Straight and Idaho snowflies, which are stoneflies in the order Plecoptera, are known to occur in Idaho’s Latah County within the Potlatch and Palouse River watersheds. Adults are often found crawling on snow and ice, which is how they came to be called “snowflies.” The Idaho snowfly was once considered to be the same species as the straight snowfly, but is now recognized as a separate species. Both snowflies are primarily associated with clean, cool running waters.

Two accused of robbery

Two brothers are accused of robbing a man at gunpoint after arranging a drug deal in a grocery store parking lot.

Jason D. Pegram, 30, and Kyle E. Pegram, 29, are in jail on robbery charges. They were arrested Sunday after a man told police he’d been robbed in the Fred Meyer parking lot at 400 S. Thor St. about 8:25 p.m. Jason Pegram told police he gave the victim a bag of white flour instead of drugs and received $180, but police believe he also threatened the victim with a gun.

Police searched an apartment at 803 E. Hartson Ave., where Jason Pegram lives with his mother. Police recovered a black BB gun from the home, which they say resembles a semi-automatic handgun.

Kyle Pegram denied involvement, but police say they developed information that connected him to the crime.

The brothers remain in jail on first-degree robbery charges.

Crash leads to outage, jail

A suspected drunken driver caused a brief power outage in Spokane Valley on Tuesday after he struck a power pole and three parked cars, authorities say.

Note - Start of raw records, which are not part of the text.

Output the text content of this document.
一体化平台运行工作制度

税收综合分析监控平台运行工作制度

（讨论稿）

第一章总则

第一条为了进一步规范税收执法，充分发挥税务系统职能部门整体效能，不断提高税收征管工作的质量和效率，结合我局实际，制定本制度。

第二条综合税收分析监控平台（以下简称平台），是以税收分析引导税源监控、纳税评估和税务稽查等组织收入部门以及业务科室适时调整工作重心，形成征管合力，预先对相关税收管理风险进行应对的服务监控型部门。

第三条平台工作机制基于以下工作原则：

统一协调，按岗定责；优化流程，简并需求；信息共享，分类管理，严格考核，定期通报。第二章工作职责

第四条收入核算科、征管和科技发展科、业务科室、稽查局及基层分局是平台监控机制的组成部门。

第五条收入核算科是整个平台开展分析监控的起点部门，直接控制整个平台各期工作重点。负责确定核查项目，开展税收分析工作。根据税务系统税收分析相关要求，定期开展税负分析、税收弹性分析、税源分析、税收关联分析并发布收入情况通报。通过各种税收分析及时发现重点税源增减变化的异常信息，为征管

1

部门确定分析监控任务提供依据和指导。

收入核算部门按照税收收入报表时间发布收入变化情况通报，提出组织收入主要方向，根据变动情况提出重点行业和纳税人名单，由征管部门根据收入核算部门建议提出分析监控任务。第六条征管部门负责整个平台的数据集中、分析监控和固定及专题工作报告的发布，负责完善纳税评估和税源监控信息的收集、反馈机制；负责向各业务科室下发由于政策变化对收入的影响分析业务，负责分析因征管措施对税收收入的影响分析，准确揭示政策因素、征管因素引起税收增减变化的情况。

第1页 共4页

Nathaniel Lewis, 26, was speeding westbound on East Eighth Avenue when he lost control in the 12900 block about 3:12 a.m. and hit the power pole, then hit a parked Chevy Tahoe before striking two cars parked in a driveway at 12924 E. Eighth Ave., according to the Spokane Valley Police Department

Neighbors reported seeing Lewis trying to escape into a backyard, but a resident told him to return to the car. He did so, police say, but only to wake his passenger, Lucas Remington, 32, who was initially knocked unconscious. Lewis and Remington fled, but police located them a short while later.

Lewis had a felony warrant out of Ellensburg for third-degree assault, and Remington was wanted for possession of drugs with intent to deliver. Both men were treated for minor injuries at a Valley hospital. Lewis was arrested on suspicion of drunken driving; a blood sample is expected to take six weeks to process. Both men were booked into jail.